TA (toxin-antitoxin) systems are widely distributed amongst bacteria and are associated with the formation of antibiotic tolerant (persister) cells that may have involvement in chronic and recurrent disease. We show that overexpression of the Burkholderia pseudomallei HicA toxin causes growth arrest and increases the number of persister cells tolerant to ciprofloxacin or ceftazidime. Furthermore, our data show that persistence towards ciprofloxacin or ceftazidime can be differentially modulated depending on the level of induction of HicA expression. Deleting the hicAB locus from B. pseudomallei K96243 significantly reduced persister cell frequencies following exposure to ciprofloxacin, but not ceftazidime. The structure of HicA(H24A) was solved by NMR and forms a dsRBD-like (dsRNA-binding domain-like) fold, composed of a triple-stranded β-sheet, with two helices packed against one face. The surface of the protein is highly positively charged indicative of an RNA-binding protein and His24 and Gly22 were functionality important residues. This is the first study demonstrating a role for the HicAB system in bacterial persistence and the first structure of a HicA protein that has been experimentally characterized.
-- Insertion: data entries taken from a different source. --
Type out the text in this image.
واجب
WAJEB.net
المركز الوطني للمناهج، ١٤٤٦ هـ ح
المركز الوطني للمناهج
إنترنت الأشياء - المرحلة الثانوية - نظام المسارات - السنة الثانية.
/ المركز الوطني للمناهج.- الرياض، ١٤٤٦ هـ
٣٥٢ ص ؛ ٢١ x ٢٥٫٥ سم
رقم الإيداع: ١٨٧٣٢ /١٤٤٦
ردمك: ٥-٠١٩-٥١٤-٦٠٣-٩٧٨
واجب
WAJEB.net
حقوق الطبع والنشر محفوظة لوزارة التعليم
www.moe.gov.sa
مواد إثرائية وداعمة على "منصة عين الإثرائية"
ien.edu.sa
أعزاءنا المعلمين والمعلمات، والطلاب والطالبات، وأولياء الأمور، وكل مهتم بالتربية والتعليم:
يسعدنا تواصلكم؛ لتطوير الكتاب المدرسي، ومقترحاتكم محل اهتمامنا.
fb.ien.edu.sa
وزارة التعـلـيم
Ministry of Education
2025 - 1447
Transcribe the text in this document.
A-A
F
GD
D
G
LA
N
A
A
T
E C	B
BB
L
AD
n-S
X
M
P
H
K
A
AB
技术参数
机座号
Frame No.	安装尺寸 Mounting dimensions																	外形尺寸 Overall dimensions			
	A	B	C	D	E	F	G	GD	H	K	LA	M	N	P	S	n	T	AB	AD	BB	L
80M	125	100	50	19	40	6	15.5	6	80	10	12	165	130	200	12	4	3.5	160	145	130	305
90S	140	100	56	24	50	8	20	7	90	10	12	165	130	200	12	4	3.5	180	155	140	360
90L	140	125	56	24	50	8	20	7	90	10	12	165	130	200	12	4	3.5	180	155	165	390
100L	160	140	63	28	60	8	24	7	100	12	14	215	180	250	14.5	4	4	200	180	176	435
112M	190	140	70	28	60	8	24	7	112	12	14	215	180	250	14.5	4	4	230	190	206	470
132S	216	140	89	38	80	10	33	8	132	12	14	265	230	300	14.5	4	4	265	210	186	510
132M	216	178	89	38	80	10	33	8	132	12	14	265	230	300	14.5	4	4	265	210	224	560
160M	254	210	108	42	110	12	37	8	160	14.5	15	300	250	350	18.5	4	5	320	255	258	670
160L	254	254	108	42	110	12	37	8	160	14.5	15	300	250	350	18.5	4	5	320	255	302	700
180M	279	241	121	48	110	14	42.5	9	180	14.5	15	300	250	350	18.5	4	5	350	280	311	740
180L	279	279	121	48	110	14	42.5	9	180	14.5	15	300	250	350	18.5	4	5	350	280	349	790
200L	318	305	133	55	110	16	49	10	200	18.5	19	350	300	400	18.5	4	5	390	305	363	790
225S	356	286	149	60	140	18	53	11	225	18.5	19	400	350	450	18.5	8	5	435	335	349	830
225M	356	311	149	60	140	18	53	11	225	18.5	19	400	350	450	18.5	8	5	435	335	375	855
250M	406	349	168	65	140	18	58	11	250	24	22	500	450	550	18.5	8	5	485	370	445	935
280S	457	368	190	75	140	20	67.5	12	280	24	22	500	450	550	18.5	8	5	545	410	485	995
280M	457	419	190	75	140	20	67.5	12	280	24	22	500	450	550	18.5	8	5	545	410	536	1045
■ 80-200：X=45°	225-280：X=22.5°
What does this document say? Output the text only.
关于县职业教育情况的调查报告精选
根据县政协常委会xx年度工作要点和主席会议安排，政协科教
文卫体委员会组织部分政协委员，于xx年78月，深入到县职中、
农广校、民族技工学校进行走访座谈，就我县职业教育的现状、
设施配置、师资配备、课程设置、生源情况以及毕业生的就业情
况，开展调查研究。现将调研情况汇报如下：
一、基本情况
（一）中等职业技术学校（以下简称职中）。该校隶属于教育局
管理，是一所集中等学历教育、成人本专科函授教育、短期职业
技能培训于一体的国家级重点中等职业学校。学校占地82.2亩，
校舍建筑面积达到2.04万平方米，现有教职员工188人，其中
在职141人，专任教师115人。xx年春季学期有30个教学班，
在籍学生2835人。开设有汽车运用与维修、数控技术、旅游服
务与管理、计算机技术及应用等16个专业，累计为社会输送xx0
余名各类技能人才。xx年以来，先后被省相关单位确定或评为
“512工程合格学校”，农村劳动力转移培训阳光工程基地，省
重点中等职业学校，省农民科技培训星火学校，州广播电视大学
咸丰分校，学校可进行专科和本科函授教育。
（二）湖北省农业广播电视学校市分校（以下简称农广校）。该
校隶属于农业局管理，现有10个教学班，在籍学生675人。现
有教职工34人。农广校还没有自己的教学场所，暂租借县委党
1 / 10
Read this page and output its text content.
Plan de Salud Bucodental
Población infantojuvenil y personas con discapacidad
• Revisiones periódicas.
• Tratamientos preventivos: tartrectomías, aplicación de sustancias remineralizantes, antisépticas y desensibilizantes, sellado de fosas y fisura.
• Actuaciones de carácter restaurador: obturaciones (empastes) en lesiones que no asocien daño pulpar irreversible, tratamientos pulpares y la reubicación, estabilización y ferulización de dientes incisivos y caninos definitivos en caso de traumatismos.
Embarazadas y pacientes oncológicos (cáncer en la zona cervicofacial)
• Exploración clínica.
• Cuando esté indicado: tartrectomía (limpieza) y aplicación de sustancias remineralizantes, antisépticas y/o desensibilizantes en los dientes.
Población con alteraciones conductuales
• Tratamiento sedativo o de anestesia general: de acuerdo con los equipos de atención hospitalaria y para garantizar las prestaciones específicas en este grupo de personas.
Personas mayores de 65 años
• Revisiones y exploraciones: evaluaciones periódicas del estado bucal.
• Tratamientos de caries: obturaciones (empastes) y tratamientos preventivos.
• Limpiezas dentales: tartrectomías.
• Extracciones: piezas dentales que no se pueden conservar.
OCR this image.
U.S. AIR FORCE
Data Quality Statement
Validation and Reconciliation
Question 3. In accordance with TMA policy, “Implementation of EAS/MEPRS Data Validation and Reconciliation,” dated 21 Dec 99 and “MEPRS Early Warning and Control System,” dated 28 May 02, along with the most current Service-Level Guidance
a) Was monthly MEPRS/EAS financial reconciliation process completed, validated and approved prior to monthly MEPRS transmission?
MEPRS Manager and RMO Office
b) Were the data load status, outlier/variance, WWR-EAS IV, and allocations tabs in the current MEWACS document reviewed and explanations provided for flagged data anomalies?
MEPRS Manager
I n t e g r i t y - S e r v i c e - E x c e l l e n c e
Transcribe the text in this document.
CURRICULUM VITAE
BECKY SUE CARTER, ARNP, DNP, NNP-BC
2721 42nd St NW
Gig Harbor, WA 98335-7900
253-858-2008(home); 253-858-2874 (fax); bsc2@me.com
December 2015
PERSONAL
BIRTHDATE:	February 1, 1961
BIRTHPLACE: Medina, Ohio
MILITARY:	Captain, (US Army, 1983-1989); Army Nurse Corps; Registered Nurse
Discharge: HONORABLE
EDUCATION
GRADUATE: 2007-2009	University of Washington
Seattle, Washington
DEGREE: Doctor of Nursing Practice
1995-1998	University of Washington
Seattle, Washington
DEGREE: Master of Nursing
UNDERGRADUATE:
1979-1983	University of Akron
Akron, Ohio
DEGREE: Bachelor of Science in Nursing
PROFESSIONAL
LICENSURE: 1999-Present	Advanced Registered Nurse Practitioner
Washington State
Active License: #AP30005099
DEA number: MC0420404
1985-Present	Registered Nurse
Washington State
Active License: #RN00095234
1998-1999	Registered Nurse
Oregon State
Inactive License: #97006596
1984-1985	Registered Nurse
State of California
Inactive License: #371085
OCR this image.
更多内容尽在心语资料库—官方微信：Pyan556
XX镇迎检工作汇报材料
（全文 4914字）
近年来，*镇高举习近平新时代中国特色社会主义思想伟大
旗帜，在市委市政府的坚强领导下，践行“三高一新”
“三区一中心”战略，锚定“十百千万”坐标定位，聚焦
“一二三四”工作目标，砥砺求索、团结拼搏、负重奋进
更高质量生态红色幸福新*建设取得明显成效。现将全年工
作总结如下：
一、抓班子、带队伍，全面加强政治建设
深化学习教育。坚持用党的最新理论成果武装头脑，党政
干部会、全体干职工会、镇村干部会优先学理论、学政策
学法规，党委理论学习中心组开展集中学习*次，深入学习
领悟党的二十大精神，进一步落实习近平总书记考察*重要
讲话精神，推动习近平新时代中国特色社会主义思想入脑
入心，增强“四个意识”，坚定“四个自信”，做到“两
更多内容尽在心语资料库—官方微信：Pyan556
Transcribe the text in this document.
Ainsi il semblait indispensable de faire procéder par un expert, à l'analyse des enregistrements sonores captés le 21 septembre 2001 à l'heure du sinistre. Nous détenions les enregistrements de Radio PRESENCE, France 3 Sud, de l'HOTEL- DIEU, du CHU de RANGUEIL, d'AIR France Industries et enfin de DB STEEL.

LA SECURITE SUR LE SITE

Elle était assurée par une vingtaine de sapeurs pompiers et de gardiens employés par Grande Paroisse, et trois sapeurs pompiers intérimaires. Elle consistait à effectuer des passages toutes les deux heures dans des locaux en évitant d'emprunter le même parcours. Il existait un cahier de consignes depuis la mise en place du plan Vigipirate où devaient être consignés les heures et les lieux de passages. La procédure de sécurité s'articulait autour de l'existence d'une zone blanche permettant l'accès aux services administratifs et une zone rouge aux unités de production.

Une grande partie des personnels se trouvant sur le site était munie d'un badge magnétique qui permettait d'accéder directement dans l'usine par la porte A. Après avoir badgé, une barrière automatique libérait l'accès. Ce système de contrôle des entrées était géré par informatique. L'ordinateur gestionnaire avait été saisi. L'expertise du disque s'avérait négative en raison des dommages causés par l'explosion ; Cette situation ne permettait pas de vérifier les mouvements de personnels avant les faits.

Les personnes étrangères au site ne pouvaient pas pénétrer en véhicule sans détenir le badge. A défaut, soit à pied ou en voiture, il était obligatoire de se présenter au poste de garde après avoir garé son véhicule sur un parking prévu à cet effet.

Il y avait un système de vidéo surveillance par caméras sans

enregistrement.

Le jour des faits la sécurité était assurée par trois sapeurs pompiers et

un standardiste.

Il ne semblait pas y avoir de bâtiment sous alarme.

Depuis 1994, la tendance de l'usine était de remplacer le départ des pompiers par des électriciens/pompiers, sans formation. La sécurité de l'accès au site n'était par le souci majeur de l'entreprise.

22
Type II toxin-antitoxin (TA) systems are believed to be widely distributed amongst bacteria although their biological functions are not clear. We have identified eight candidate TA systems in the genome of the human pathogen Burkholderia pseudomallei. Five of these were located in genome islands. of the candidate toxins, BPSL0175 (RelE1) or BPSS1060 (RelE2) caused growth to cease when expressed in Escherichia coli, whereas expression of BPSS0390 (HicA) or BPSS1584 (HipA) (in an E. coli ΔhipBA background) caused a reduction in the number of culturable bacteria. The cognate antitoxins could restore growth and culturability of cells.